Shipping for small business needs to focus on some elements that are different from shipping for large corporations. Ideally, a shipping company can do both, but they know well enough to build each relationship with different priorities in mind.
Not every business has the same needs or priorities when it comes to shipping. It also matters who you’re shipping to. Are they individual customers, a small business, or is it a large corporation that’s receiving your goods?
Shipping costs are factored into the costs you eventually pass on to customers, whoever they may be. How you build those costs and the time it takes to ship is influenced directly by who your customers are.
What About a Major Supplier?
Let’s take some regular shipping contracts with several specific needs as an example. Let’s say you’re providing regular shipments of medical supplies to a company. This means you’re able to plan most of your shipping out in advance. You know their typical use rate for your goods, and so you know when to ship to get new supplies to them before they run out of old ones.
You can plan ahead for when shipments need to be there, which means you can rely on more deliberate modes of transport that help save you on cost. Rather than sending something to get there in two days, you can send it to get there in four. You know what you’re going to send when, so you simply send it earlier with less expense. There is one exception. Some medical supplies need refrigeration. Here, you need to balance the use and cost of reefer (refrigerated) containers against the shipping period.
These considerations help you cut down on your costs while passing along some of those savings on to your customer.

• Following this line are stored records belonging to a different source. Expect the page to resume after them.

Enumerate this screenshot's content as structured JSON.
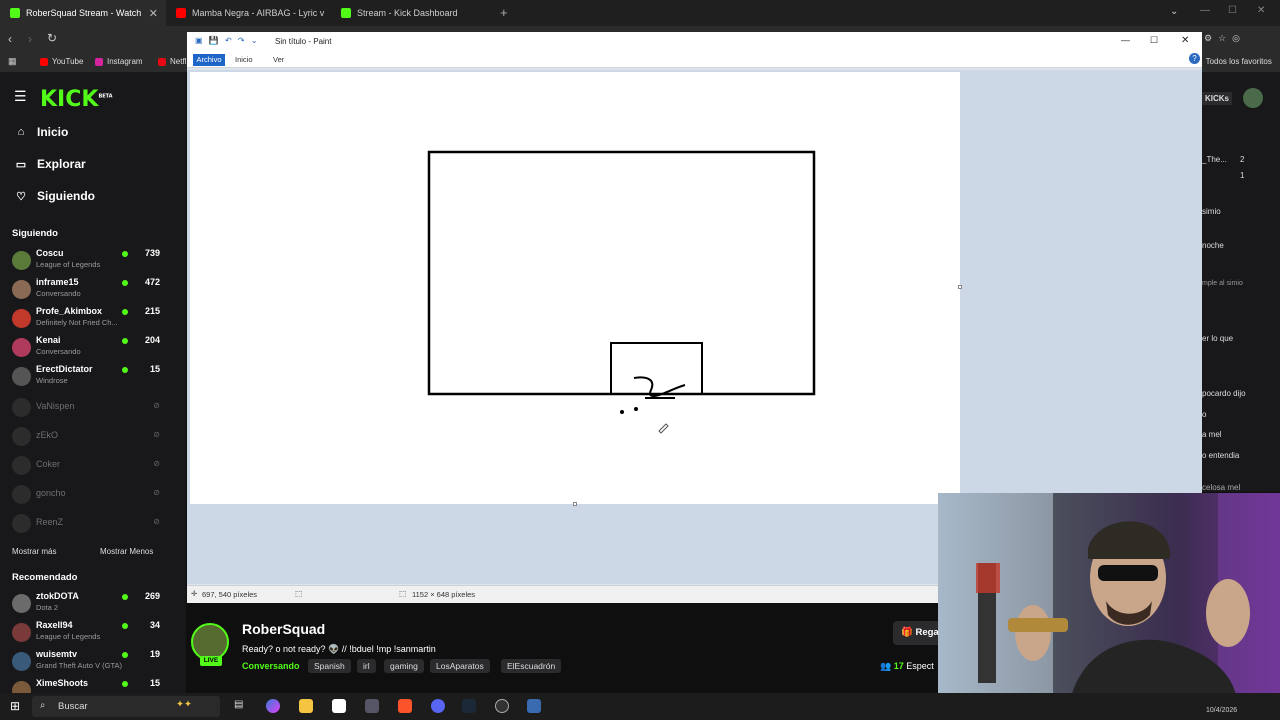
{
  "browser": {
    "tabs": [
      {
        "title": "RoberSquad Stream - Watch",
        "active": true
      },
      {
        "title": "Mamba Negra - AIRBAG - Lyric v",
        "active": false
      },
      {
        "title": "Stream - Kick Dashboard",
        "active": false
      }
    ],
    "bookmarks": [
      "YouTube",
      "Instagram",
      "Netfl"
    ],
    "all_favorites": "Todos los favoritos"
  },
  "kick": {
    "logo": "KICK",
    "logo_badge": "BETA",
    "nav": [
      "Inicio",
      "Explorar",
      "Siguiendo"
    ],
    "following_title": "Siguiendo",
    "following": [
      {
        "name": "Coscu",
        "sub": "League of Legends",
        "viewers": "739",
        "color": "#5a7a3a"
      },
      {
        "name": "inframe15",
        "sub": "Conversando",
        "viewers": "472",
        "color": "#8a6a55"
      },
      {
        "name": "Profe_Akimbox",
        "sub": "Definitely Not Fried Ch...",
        "viewers": "215",
        "color": "#c0392b"
      },
      {
        "name": "Kenai",
        "sub": "Conversando",
        "viewers": "204",
        "color": "#b03a5b"
      },
      {
        "name": "ErectDictator",
        "sub": "Windrose",
        "viewers": "15",
        "color": "#555"
      }
    ],
    "offline": [
      "VaNispen",
      "zEkO",
      "Coker",
      "goncho",
      "ReenZ"
    ],
    "show_more": "Mostrar más",
    "show_less": "Mostrar Menos",
    "recommended_title": "Recomendado",
    "recommended": [
      {
        "name": "ztokDOTA",
        "sub": "Dota 2",
        "viewers": "269",
        "color": "#6b6b6b"
      },
      {
        "name": "Raxell94",
        "sub": "League of Legends",
        "viewers": "34",
        "color": "#7a3a3a"
      },
      {
        "name": "wuisemtv",
        "sub": "Grand Theft Auto V (GTA)",
        "viewers": "19",
        "color": "#3a5a7a"
      },
      {
        "name": "XimeShoots",
        "sub": "",
        "viewers": "15",
        "color": "#7a5a3a"
      }
    ],
    "chat_fragments": [
      "KICKs",
      "_The...",
      "2",
      "1",
      "simio",
      "noche",
      "mple al simio",
      "er lo que",
      "pocardo dijo",
      "o",
      "a mel",
      "o entendia",
      "celosa mel"
    ]
  },
  "paint": {
    "title": "Sin título - Paint",
    "menu": [
      "Archivo",
      "Inicio",
      "Ver"
    ],
    "cursor_pos": "697, 540 píxeles",
    "canvas_size": "1152 × 648 píxeles"
  },
  "stream": {
    "streamer": "RoberSquad",
    "live": "LIVE",
    "title": "Ready? o not ready? 👽 // !bduel !mp !sanmartin",
    "category": "Conversando",
    "tags": [
      "Spanish",
      "irl",
      "gaming",
      "LosAparatos",
      "ElEscuadrón"
    ],
    "gift_label": "Rega",
    "spectators_count": "17",
    "spectators_label": "Espect"
  },
  "taskbar": {
    "search": "Buscar",
    "date": "10/4/2026"
  }
}
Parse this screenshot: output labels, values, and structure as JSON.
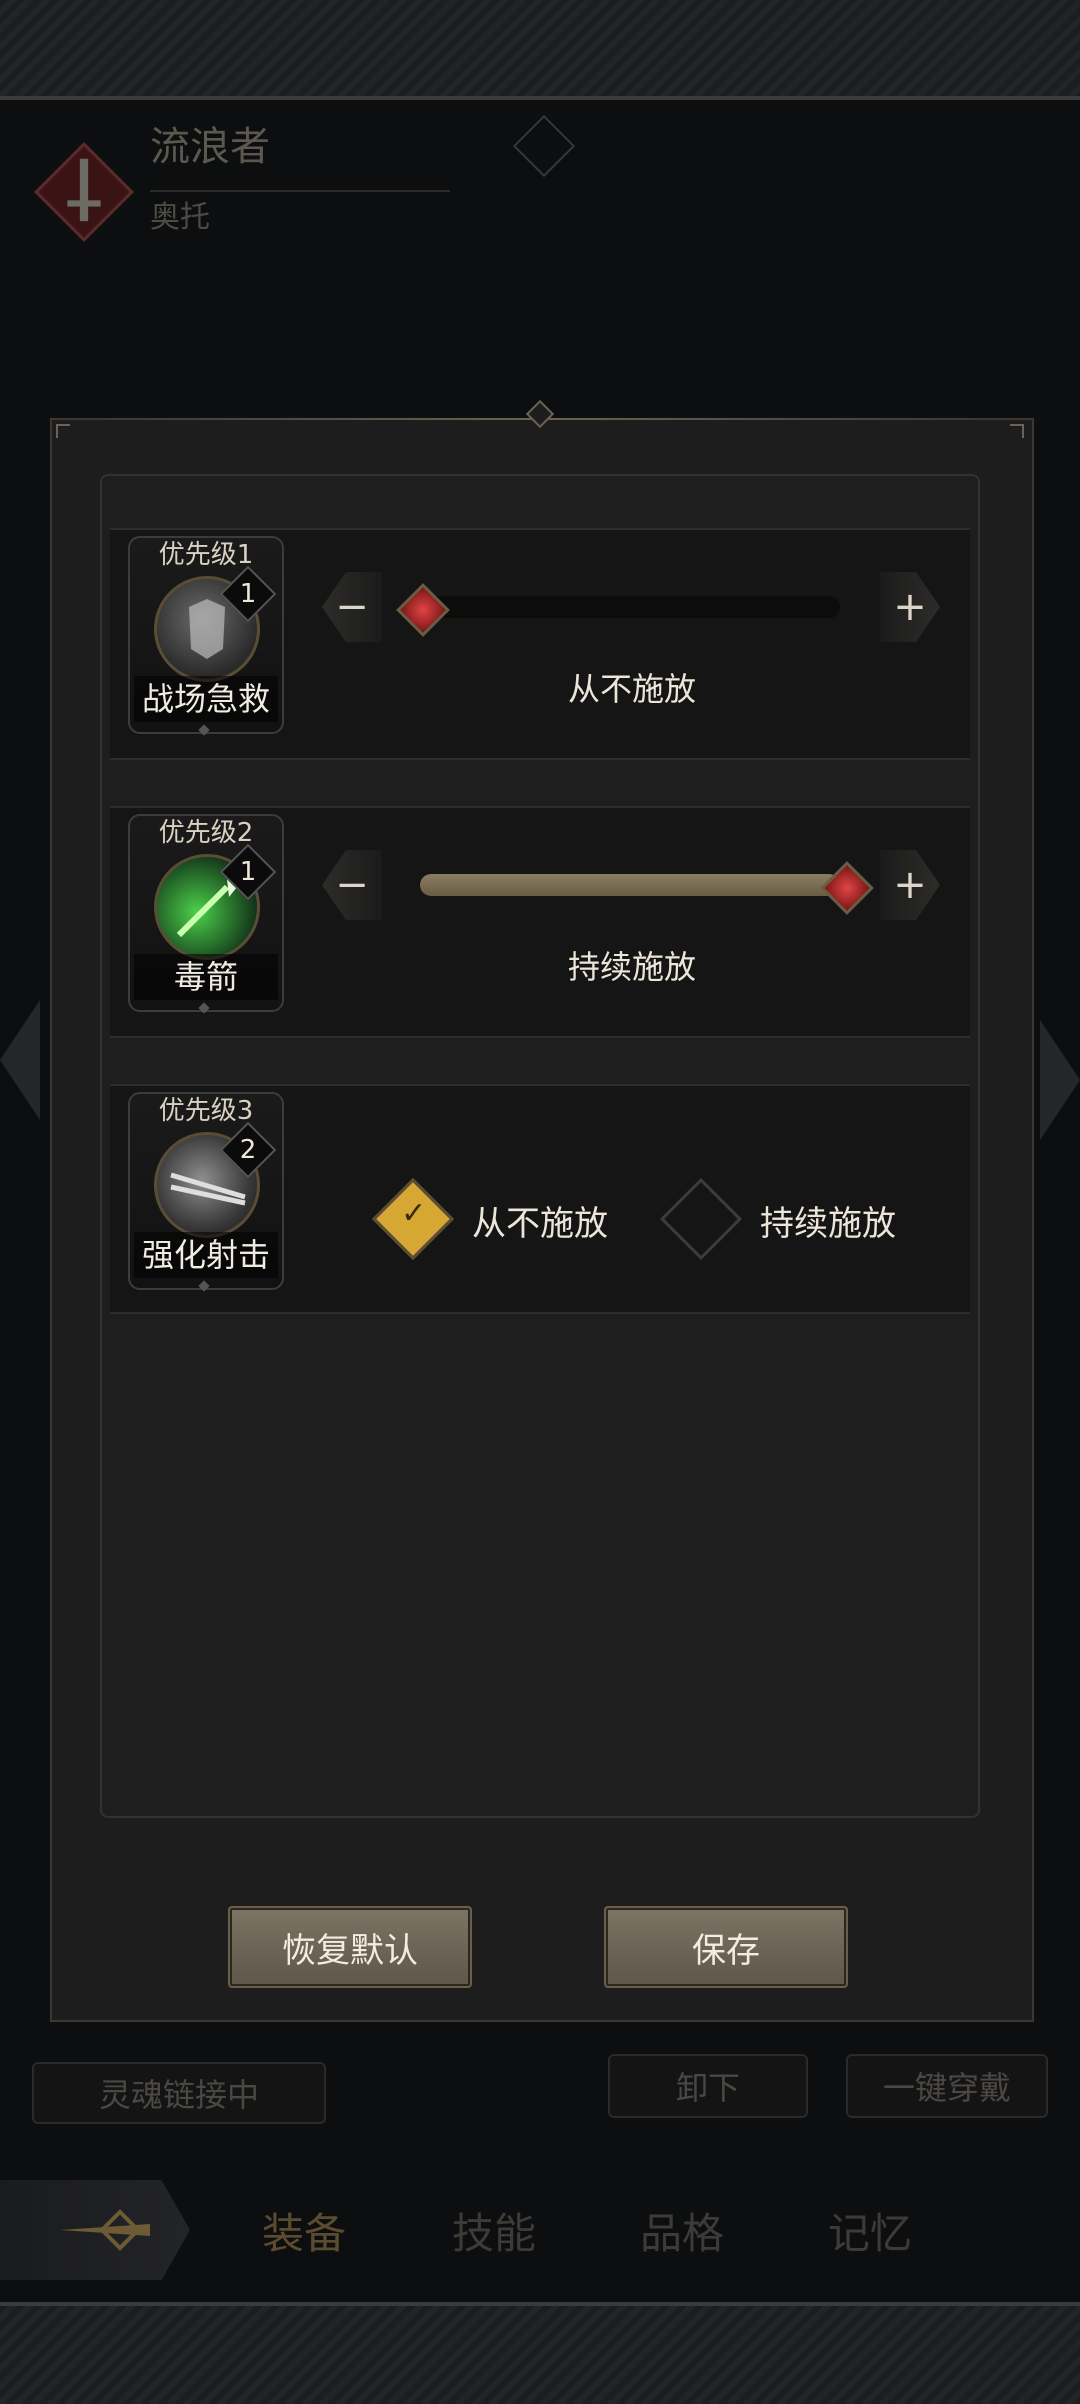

What About a Small Business?
Now let’s say that you’re a different company that engages in e-commerce. You build handmade toys for children. Your shipments are irregular, often to new people and at unpredictable times. You may have an unpredictable surge if your products are shared on a blog. You also have a priority in terms of time. You want things shipped as quickly as possible. Of course, this is built into your cost, but your shipping needs couldn’t be more different than those of the medical supply company we just discussed.
This doesn’t mean you need any less communication or expertise from your shipping company. This is why shipping for small business is so crucial. It’s what builds your business and allows it to grow. Customer satisfaction is directly related to your shipping company being able to come through for you with irregular orders to a variety of locations.
These are examples on two ends of an extreme, but they illustrate how much it matters who you work with and whether they’ll treat your business and who you ship to in context. Every business has unique needs, and you need a shipping company that will communicate with you about them.